We had our family Christmas yesterday. We celebrate Christmas eve and morning with my Dad, and then Christmas day with Cathie's family, so we started celebrating Christmas a few years back to give the kids a chance to have play with their presents and have some time as our family to celebrate Christmas. We woke up around 8 to 47 degree weather and gale force winds. We opened presents and then hung out and played with them for a while, and then cleaned up the house to get ready for our Christmas Eve-Eve post-Church party.
I was particularly proud of myself in that I had all of Cathie's Christmas shopping done by the end of November, which I've never done before. I got Cathie a Roomba floor cleaning robot. This was kind of risky because it had the potential to be the equivalent of getting her a vacuum cleaner as a gift. To understand why this qualifies as a decent gift, you need to understand Cathie's o.c.d.-like-love of clean floors and well vacuumed carpets. My thought was something that was cool and could do the job for her would be a good gift. It turns out she likes it (or at least is telling me that she does)
The thing is amazing (to me). It cruises around the lower level of the house, cleans the flooors and then goes back into it's dock to recharge. We've named it Rover (Maddie's idea) and it is fun to watch. It does a very thorough job of cleaning, even able to make it through Nate's room, including under his bed, without committing robot-ritual-suicide due to the mess.
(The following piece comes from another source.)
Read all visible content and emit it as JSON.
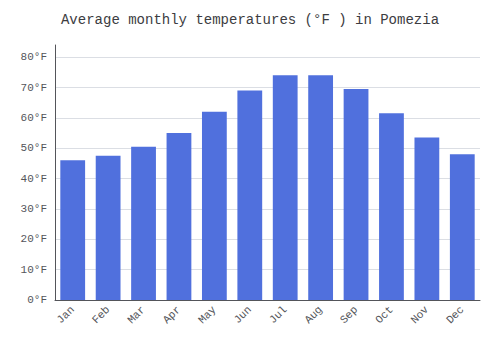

It can't be stopped (almost - short of trying to ingest an arm-cover for a chair) by much and it's a blast to watch. Before buying one, I checked with Anne Rays who gave it thumbs up, but warned me that you don't really gain any time because you spend the time watching the Roomba work.
Christmas Eve Eve evening we went to church with and then headed back to our house, where we'd invited neighbors and friends from to work to church with us and then over to our house afterwards to hang out. We hung out, did a lot of laughing, eating, drinking and being merry (not Mary).